By the end of the study, the rate of tumor cell growth in the first group had decreased by 22 percent, and PSA levels were 77 percent lower than in the second group. The researchers believe that the omega-3 fatty acids DHA and EPA are converted into anti-inflammatory prostaglandins, which reduce tumor growth, whereas omega-6 fatty acids are converted into pro-inflammatory prostaglandins that promote tumor growth.
"This study strongly suggests that eating a healthier ratio of these two types of fatty acids may make a difference in reducing prostate cancer growth, but studies need to be conducted in humans before any clinical recommendations can be made," says lead researcher Dr. William Aronson.

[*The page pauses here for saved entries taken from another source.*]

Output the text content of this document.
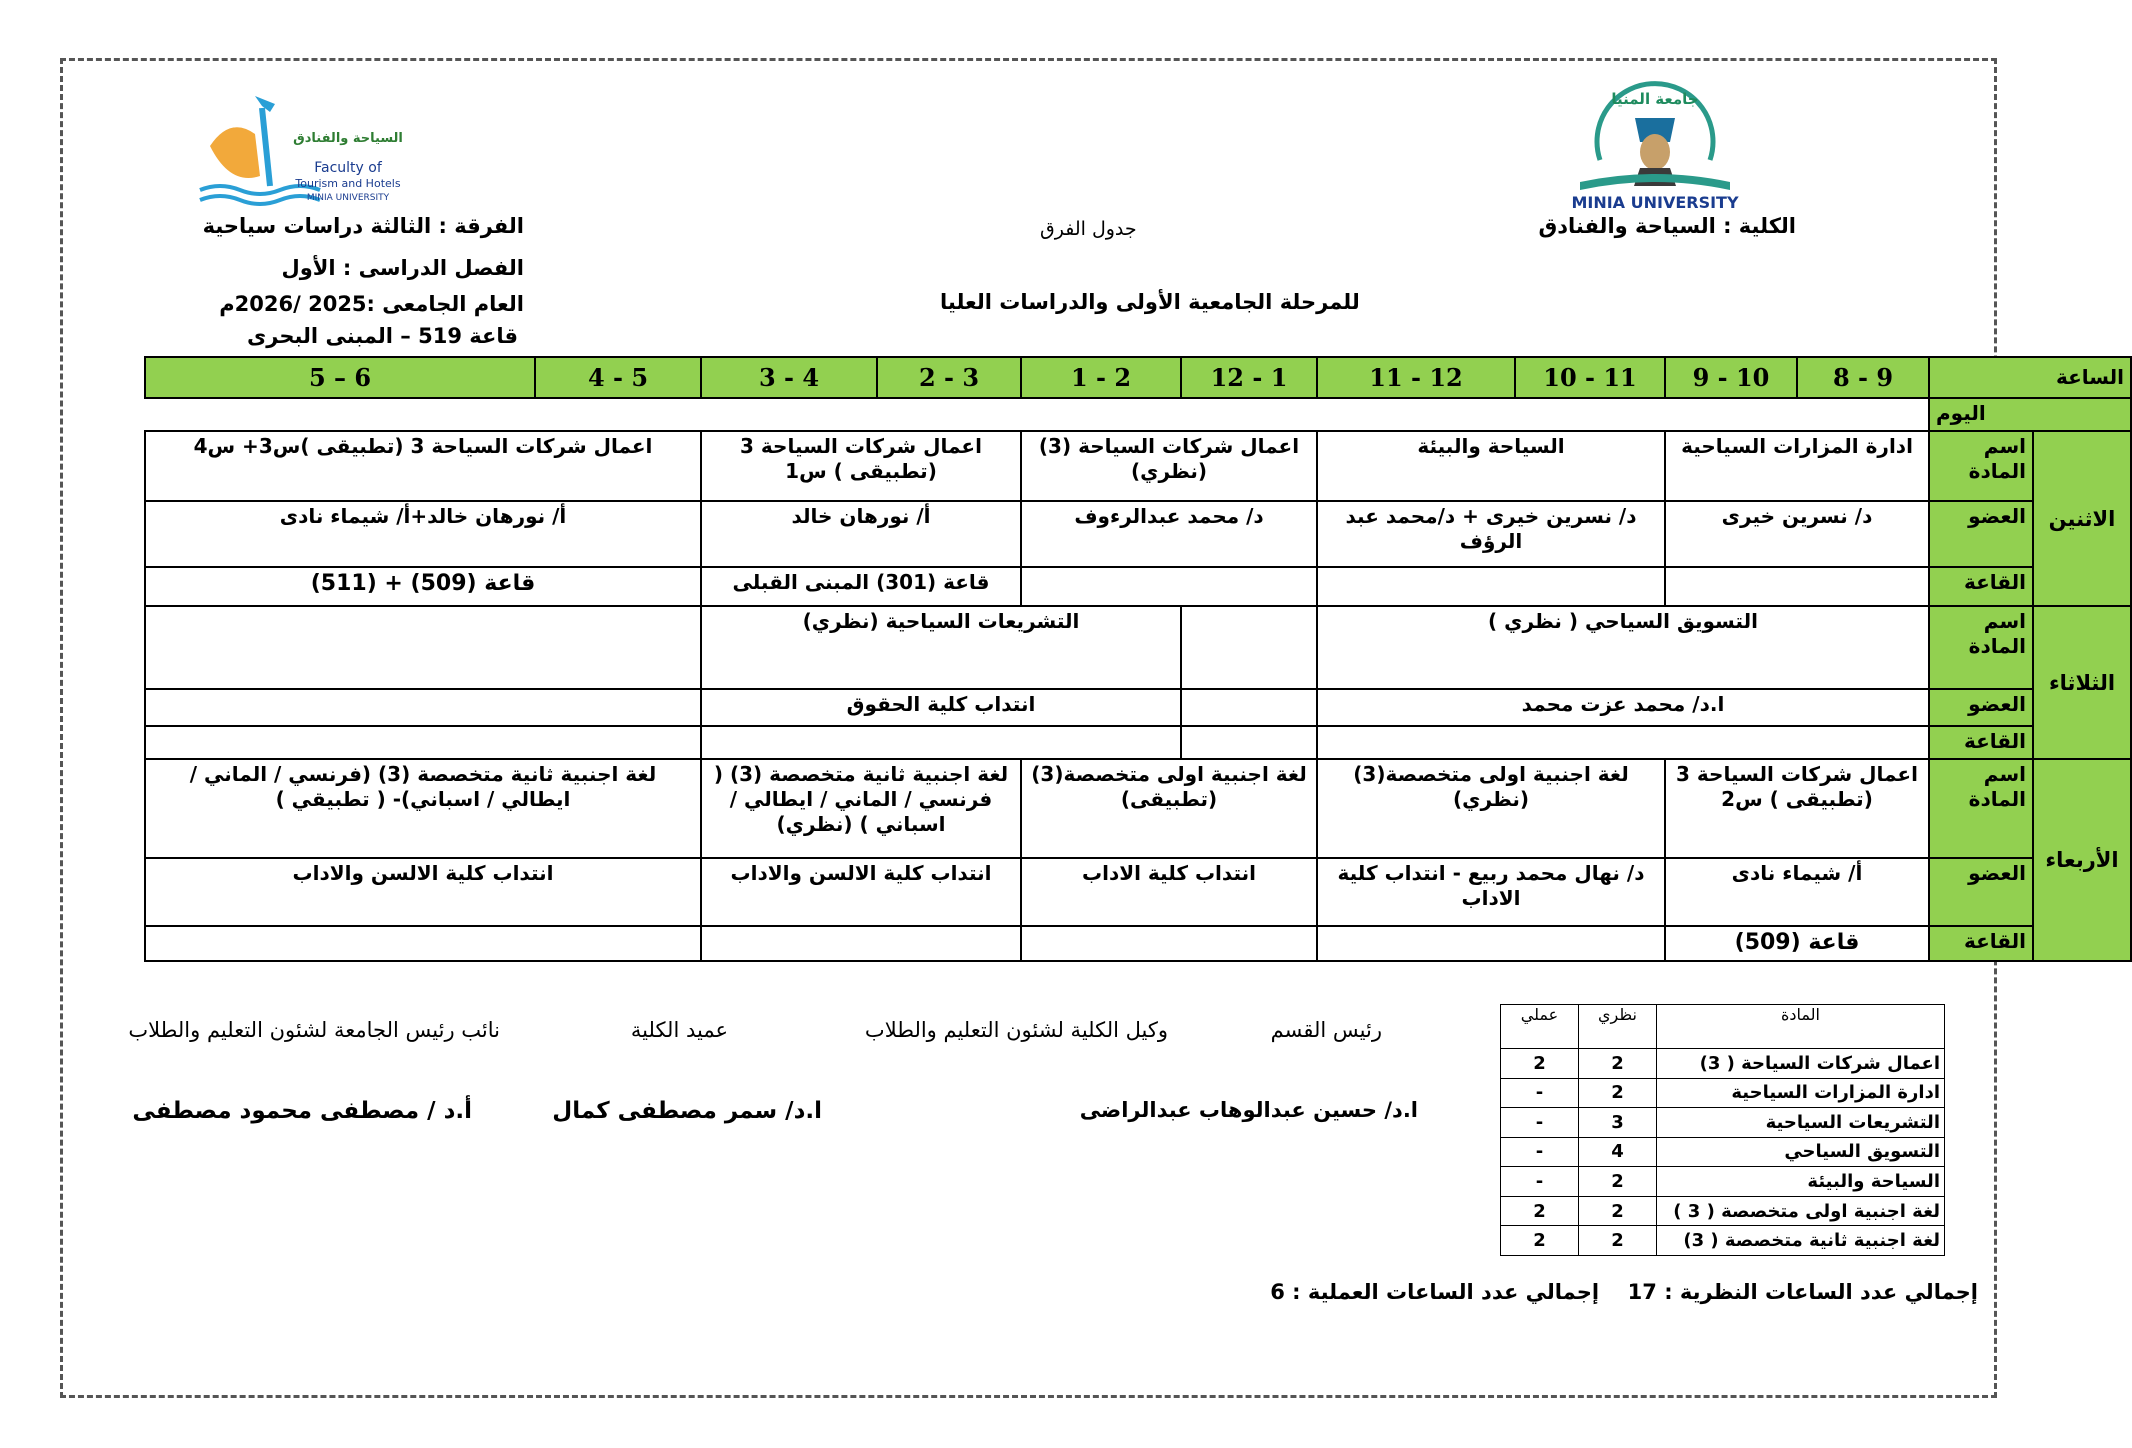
جامعة المنيا
MINIA UNIVERSITY
السياحة والفنادق
Faculty of
Tourism and Hotels
MINIA UNIVERSITY
الكلية : السياحة والفنادق
جدول الفرق
للمرحلة الجامعية الأولى والدراسات العليا
الفرقة : الثالثة دراسات سياحية
الفصل الدراسى : الأول
العام الجامعى :2025 /2026م
قاعة 519 – المبنى البحرى
الساعة		9 - 8	10 - 9	11 - 10	12 - 11	1 - 12	2 - 1	3 - 2	4 - 3	5 - 4	6 – 5
اليوم											
الاثنين	اسم المادة	ادارة المزارات السياحية		السياحة والبيئة		اعمال شركات السياحة (3) (نظري)		اعمال شركات السياحة 3 (تطبيقى ) س1		اعمال شركات السياحة 3 (تطبيقى )س3+ س4	
	العضو	د/ نسرين خيرى		د/ نسرين خيرى + د/محمد عبد الرؤف		د/ محمد عبدالرءوف		أ/ نورهان خالد		أ/ نورهان خالد+أ/ شيماء نادى	
	القاعة							قاعة (301) المبنى القبلى		قاعة (509) + (511)	
الثلاثاء	اسم المادة	التسويق السياحي ( نظري )					التشريعات السياحية (نظري)				
	العضو	ا.د/ محمد عزت محمد					انتداب كلية الحقوق				
	القاعة										
الأربعاء	اسم المادة	اعمال شركات السياحة 3 (تطبيقى ) س2		لغة اجنبية اولى متخصصة(3) (نظري)		لغة اجنبية اولى متخصصة(3) (تطبيقى)		لغة اجنبية ثانية متخصصة (3) ( فرنسي / الماني / ايطالي / اسباني ) (نظري)		لغة اجنبية ثانية متخصصة (3) (فرنسي / الماني / ايطالي / اسباني)- ( تطبيقي )	
	العضو	أ/ شيماء نادى		د/ نهال محمد ربيع - انتداب كلية الاداب		انتداب كلية الاداب		انتداب كلية الالسن والاداب		انتداب كلية الالسن والاداب	
	القاعة	قاعة (509)									
المادة	نظري	عملي
اعمال شركات السياحة ( 3)	2	2
ادارة المزارات السياحية	2	-
التشريعات السياحية	3	-
التسويق السياحي	4	-
السياحة والبيئة	2	-
لغة اجنبية اولى متخصصة ( 3 )	2	2
لغة اجنبية ثانية متخصصة ( 3)	2	2
رئيس القسم
وكيل الكلية لشئون التعليم والطلاب
ا.د/ حسين عبدالوهاب عبدالراضى
عميد الكلية
ا.د/ سمر مصطفى كمال
نائب رئيس الجامعة لشئون التعليم والطلاب
أ.د / مصطفى محمود مصطفى
إجمالي عدد الساعات النظرية : 17  إجمالي عدد الساعات العملية : 6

The typical Western diet generally consists of a 1:20 ratio of omega-3s omega-6 fatty acids, which are mostly derived from corn oil, safflower oil and red meat. In light of their study results, the researchers are conducting a clinical trial testing balanced dietary ratios of the two fatty acids on men undergoing prostate removal, which could lead to a larger clinical trial and possibly mainstream treatment in the future, Aronson says.
"Eat more chia seeds," advises Mike Adams, a consumer health advocate and holistic nutritionist. "The evidence in support of health benefits derived from omega-3 fatty acids is absolutely astonishing. Both men and women would do well do eat more chia seeds, salmon, flax and fish oil supplements."